Data acquisition system
DTS (Diversified Technical Systems)
Seal Beach, CA
562-493-0158
www.dtsweb.com

Aircraft impact testing and hard landing tests are an important part of research for understanding crash dynamics and improving occupant safety at NASA’s Langley Research Center in Hampton, VA. DTS small, onboard data acquisition systems (DAS) are used in many tests at Langley, since they are rugged enough to survive harsh impacts and still accurately deliver critical test data.

Technicians hoisted the 10,500-pound helicopter 30 feet into the air before dropping it at 30 mph. (Photo David C. Bowman)
In a recent test, a 45-foot-long CH-46E Sea Knight marine helicopter was dropped 30 feet at 30 miles an hour during the Transport Rotorcraft Airframe Crash Testbed (TRACT 2) full-scale crash test at Langley. The helicopter had 13 instrumented crash test manikins and two non-instrumented manikins onboard, along with DTS data acquisition systems. Cables hauled the helicopter fuselage into the air and then swung it to the ground, much like a pendulum. Just before impact, pyrotechnic devices released the suspension cables from the helicopter to allow free flight of the 10,500-pound fuselage and its “passengers.”

Crash test manikins designed to measure human injury and survivability were equipped with sensors and DTS TDAS G5 data acquisition systems to record test data. (Photo David C. Bowman)
Nearly 40 cameras and 350 data channels recorded every move. Even the helicopter’s unusual black and white speckled paint job was part of a special camera technique called full field photogrammetry, designed to capture detailed movement.

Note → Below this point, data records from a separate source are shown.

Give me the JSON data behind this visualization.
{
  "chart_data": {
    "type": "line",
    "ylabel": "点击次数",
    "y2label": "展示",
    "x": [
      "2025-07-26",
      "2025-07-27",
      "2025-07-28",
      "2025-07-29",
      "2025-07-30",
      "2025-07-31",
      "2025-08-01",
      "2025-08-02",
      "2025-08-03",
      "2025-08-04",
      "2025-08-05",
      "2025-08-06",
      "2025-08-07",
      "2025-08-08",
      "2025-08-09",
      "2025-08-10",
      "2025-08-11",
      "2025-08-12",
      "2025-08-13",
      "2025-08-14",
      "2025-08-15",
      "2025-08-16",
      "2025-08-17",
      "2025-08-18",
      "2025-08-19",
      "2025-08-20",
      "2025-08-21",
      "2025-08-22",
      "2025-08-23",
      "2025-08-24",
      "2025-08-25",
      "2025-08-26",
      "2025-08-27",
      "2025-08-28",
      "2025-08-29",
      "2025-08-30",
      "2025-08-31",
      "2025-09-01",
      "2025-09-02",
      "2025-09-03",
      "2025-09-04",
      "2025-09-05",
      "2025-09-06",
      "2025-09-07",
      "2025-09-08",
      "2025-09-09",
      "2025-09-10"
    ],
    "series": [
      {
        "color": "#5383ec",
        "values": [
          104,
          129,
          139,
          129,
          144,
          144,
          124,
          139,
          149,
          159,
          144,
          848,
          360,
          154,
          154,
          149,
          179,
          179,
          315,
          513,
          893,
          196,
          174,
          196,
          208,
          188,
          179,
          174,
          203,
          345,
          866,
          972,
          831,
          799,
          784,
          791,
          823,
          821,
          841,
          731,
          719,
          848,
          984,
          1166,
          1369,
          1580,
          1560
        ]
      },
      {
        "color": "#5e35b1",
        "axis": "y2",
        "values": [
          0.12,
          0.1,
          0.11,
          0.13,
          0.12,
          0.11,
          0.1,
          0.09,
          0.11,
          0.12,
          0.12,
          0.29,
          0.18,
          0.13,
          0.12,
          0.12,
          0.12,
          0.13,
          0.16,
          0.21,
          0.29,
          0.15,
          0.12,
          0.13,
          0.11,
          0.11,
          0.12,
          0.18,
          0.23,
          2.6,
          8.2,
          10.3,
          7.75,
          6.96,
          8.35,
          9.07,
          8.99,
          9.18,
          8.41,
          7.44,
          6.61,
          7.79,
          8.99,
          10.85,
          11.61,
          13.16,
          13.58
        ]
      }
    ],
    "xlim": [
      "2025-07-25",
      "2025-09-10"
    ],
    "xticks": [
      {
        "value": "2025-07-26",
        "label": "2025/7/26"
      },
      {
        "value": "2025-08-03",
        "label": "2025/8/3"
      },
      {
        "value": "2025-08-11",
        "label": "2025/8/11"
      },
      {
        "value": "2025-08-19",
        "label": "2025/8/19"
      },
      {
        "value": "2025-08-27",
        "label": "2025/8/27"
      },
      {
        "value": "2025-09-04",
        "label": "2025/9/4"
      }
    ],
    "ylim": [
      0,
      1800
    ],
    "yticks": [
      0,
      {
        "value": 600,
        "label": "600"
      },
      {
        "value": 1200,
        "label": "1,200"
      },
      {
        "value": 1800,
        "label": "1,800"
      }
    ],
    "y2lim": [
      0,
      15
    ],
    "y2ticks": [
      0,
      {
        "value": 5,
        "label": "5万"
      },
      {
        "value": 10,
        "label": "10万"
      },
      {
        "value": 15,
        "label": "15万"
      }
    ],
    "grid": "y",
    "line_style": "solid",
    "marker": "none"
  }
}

High-speed cameras filming 500 images per second track each dot so researchers can see exactly how the fuselage buckled, cracked, or collapsed under crash loads.

Currently, NASA uses DTS’s miniature onboard DAS at four different facilities for a wide variety of dynamic tests, including Orion space capsule re-entry splashdown testing, heavy payload and flight testing, aerobrake testing, and low-density supersonic decelerator testing for the next-generation Mars lander.